Androgen Ablation Therapy With or Without Vaccine Therapy in Treating Patients With Prostate Cancer
Prostate Cancer
About this trial
This is an interventional treatment trial for Prostate Cancer focused on measuring adenocarcinoma of the prostate, recurrent prostate cancer, stage II prostate cancer, stage III prostate cancer, stage I prostate cancer
Eligibility Criteria
DISEASE CHARACTERISTICS:
Histologically confirmed adenocarcinoma of the prostate
- Biochemically relapsed prostate cancer
Must have received primary therapy (i.e., radical prostatectomy, definitive radiotherapy, brachytherapy, or cryotherapy)
- If patient has a rising PSA after radical prostatectomy, salvage radiotherapy must have been offered
Evidence of biochemical progression as determined by 3 PSA measurements, each higher than the previous value and meeting the following criteria:
- The second PSA (PSA2) must be obtained at least 8 weeks after the first (PSA1)
- The third PSA (PSA3) must be obtained at least 2 weeks after the PSA2 and within the past 4 weeks
- The PSA3 must be > 2.0 ng/mL and ≤ 20 ng/mL
- Must not have received more than 1 course of prior androgen ablation, defined as treatment with a luteinizing hormone-releasing hormone agonist resulting in a castrate testosterone level AND a PSA nadir ≤ 0.1 followed by subsequent withdrawal of androgen ablation and recovery of testosterone to a non-castrate level
No evidence of metastatic disease on radionuclide bone scan and CT scan performed within the past 8 weeks
- Retroperitoneal lymphadenectomy ≤ 2 cm is not considered metastatic for purposes of this study
PATIENT CHARACTERISTICS:
- ECOG performance status 0-1
- WBC > 2,500/mm³
- ANC ≥ 1,500/mm³
- Hemoglobin > 9.0 g/dL
- Platelet count ≥ 100,000/mm³
- Serum creatinine ≤ 2.0 mg/dL OR creatinine clearance ≥ 60 mL/min
- Total bilirubin ≤ 1.5 times upper limit of normal (ULN)

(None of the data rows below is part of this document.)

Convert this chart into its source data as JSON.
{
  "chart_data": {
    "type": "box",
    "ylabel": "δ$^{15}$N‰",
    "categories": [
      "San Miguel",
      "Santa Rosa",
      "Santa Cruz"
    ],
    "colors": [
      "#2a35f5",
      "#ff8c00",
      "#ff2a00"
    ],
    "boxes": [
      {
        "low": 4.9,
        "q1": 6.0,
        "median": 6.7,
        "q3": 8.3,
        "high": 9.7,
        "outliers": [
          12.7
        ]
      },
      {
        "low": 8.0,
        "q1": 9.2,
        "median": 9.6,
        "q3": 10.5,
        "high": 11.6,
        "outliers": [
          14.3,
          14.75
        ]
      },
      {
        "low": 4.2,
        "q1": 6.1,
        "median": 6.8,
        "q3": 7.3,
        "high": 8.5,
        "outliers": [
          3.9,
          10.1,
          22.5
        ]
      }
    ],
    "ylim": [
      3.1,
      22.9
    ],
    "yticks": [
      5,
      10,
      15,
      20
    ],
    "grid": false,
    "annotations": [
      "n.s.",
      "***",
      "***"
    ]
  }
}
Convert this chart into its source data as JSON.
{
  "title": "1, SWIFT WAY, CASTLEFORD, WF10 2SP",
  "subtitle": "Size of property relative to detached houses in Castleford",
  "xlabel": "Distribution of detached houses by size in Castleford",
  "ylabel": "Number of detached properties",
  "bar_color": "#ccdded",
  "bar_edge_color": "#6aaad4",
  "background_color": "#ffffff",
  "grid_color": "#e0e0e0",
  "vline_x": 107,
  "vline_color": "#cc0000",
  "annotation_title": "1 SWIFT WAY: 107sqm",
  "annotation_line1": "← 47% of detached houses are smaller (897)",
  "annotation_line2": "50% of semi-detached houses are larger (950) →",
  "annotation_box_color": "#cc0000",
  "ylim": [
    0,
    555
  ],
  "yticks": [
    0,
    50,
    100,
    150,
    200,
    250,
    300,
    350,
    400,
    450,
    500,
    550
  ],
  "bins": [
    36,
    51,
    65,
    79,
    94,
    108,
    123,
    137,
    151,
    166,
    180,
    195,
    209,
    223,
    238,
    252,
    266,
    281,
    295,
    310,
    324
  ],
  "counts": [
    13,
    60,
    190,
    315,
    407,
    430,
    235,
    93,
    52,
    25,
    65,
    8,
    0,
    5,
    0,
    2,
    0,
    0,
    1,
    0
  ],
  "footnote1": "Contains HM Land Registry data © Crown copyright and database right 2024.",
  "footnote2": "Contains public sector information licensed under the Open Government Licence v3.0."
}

- AST and ALT ≤ 2.5 times ULN
- PT/INR ≤ 1.3
- Serum testosterone normal
- Fertile patients must use effective contraception
No active autoimmune disease or history of autoimmune disease requiring treatment with systemic immunosuppression including, but not limited to, any of the following:
- Inflammatory bowel disease
- Systemic lupus erythematosus
- Systemic vasculitis
- Scleroderma
- Multiple sclerosis
- Hemolytic anemia
- Sjögren syndrome
- Sarcoidosis
- No known active infection
No uncontrolled concurrent illness including, but not limited to, any of the following:
- Systemic congestive heart failure
- Unstable angina pectoris
- Cardiac arrhythmia
- Psychiatric illness/social situations that would limit compliance with study requirements
- No history of allergic reactions attributed to compounds of similar chemical or biologic composition to leuprolide acetate, bicalutamide, or sargramostim (GM-CSF)
- No known sensitivity to materials of bovine origin
- No hypersensitivity to GM-CSF or to any of the other components of CG1940/CG8711, which includes fetal bovine serum, dimethyl sulfoxide (DMSO), and hydroxyethyl starch and may include small amounts of porcine trypsin and DNase
PRIOR CONCURRENT THERAPY:
- See Disease Characteristics
More than 4 weeks since prior and no concurrent systemic corticosteroids
- Use of inhaled corticosteroids for asthma or chronic obstructive pulmonary disease (COPD) is permitted
- More than 4 weeks since prior and no concurrent chemotherapy or other cancer therapy
- More than 4 weeks since prior and no concurrent use of herbal products (e.g., saw palmetto or PC-SPES)
- At least 4 weeks since prior and no other concurrent investigational agents
- No other concurrent anticancer commercial agents or therapies
- Prior androgen ablation administered concomitantly with primary radiotherapy allowed
Sites / Locations
Arms of the Study
Arm 1
Arm 2
Active Comparator
Experimental
Arm I
Arm II
Patients receive oral bicalutamide once daily on days 1-28. Patients also receive luteinizing-hormone releasing-hormone (LHRH) agonist treatment comprising leuprolide acetate or goserelin intramuscularly (IM) on day 8. Treatment with LHRH agonist repeats every 12 weeks for 24 weeks.
Patients receive androgen ablation as in arm I. Patients receive GVAX prostate cancer vaccine (CG1940 and CG8711) intradermally (ID) on day 1. Beginning on day 1 of week 3, patients receive booster doses of CG1940 and CG8711 ID every 2 weeks for 24 weeks.